Quinta, enquanto trago à luz a gênese do problema pelo esforço intelectivo e processo investigativo, outros se divertem com as sombras, a caverna alberga todos. Enquanto se lambuzam com belos frutos de sabor duvidoso, eu depuro as raízes. Em outras palavras, são as causas que precedem e determinam os efeitos, não o contrário. Não é a casa pronta que me interessa, mas de onde vem a areia que a levanta. Essa é a tinta que reescreve a história - para entender o nascedouro do problema, tem que conhecer a complexidade da época, como dizia Jung, o Zeitgeist - o espírito do tempo.

Sexta, não me amparo em fantasmagorias ou idealidades metafísicas alucinantes e alienantes. Não professo um diletantismo ficcional. Não tropeço em divagações teóricas frouxas. Não brinco de fazer ciência. Não me alimento de utopias, mas de saberes, sem medo de engasgar com a verdade. Não estou só. Confiança, razão, fundamentação, legitimidade, coragem, segurança e solidez. E retaguarda, altamente qualificada. Não pretendo convencer ninguém, mas uma coisa é certa, quem se abrigar sob o meu guarda-chuva não irá se molhar. 

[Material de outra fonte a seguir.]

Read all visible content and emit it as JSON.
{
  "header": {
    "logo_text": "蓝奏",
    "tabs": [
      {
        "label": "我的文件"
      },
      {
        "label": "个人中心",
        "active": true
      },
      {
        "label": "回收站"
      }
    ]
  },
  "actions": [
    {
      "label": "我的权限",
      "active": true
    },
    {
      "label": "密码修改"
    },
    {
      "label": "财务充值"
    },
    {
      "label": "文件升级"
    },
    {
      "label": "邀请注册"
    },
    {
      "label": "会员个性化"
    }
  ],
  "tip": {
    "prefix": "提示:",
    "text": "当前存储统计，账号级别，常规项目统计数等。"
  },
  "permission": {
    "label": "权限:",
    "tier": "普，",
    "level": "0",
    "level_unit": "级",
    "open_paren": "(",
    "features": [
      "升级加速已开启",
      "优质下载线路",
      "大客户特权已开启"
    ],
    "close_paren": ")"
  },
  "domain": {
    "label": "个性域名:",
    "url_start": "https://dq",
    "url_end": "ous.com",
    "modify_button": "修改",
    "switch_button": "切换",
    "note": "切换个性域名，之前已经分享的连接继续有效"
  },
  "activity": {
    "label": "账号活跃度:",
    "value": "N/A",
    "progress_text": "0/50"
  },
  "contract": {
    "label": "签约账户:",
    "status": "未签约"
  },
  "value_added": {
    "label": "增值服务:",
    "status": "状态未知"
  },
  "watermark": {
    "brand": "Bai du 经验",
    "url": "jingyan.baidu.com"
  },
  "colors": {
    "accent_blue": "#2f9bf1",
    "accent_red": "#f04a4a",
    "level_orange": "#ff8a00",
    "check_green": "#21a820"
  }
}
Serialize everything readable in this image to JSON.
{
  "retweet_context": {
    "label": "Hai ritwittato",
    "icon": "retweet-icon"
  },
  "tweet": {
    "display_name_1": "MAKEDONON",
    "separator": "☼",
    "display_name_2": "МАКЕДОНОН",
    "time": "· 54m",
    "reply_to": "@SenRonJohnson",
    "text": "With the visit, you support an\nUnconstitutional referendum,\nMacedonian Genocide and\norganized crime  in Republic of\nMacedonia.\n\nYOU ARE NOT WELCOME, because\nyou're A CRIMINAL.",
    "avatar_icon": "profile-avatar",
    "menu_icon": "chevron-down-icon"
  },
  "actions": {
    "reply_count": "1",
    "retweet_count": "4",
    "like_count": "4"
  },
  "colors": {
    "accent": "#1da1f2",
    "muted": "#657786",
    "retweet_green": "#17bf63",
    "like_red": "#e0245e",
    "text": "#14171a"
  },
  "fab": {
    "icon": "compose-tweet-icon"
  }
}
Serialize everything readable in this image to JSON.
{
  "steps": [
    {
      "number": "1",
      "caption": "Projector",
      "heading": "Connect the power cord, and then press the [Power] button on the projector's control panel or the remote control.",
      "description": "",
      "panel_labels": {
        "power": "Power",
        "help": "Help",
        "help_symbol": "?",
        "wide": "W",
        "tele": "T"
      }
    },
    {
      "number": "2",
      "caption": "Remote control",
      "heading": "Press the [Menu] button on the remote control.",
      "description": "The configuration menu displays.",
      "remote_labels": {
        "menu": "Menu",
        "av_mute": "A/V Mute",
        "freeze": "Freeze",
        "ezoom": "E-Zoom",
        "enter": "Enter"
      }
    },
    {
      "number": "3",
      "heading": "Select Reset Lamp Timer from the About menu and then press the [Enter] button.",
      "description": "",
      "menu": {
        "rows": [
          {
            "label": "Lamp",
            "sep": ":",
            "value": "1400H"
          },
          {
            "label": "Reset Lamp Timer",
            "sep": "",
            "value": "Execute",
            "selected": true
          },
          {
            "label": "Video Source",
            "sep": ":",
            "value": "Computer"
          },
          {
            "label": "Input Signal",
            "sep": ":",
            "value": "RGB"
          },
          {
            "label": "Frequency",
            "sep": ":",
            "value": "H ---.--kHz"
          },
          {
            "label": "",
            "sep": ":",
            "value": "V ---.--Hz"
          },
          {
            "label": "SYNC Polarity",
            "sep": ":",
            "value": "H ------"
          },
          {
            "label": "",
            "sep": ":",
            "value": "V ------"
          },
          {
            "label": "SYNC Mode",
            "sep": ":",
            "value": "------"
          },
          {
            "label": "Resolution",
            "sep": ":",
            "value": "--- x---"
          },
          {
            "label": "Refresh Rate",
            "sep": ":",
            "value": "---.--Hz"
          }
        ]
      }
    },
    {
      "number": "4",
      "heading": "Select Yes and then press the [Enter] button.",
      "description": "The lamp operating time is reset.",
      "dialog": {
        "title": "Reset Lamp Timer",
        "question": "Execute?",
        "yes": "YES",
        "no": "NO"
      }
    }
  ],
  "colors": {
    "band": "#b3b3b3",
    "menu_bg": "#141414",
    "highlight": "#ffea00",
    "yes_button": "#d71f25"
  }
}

Não haverá massacre algum. 

O título foi extraído de um trecho do Soneto III-96 de Bruno Tolentino, bastante apropriado: ...e a vida inteira fui assim, cacto insolente a situar-se onde o deserto empalidece. (A Imitação do Amanhecer, Globo, 2006).

¹ Statu quo - sem o 's' final é a grafia correta da expressão latina.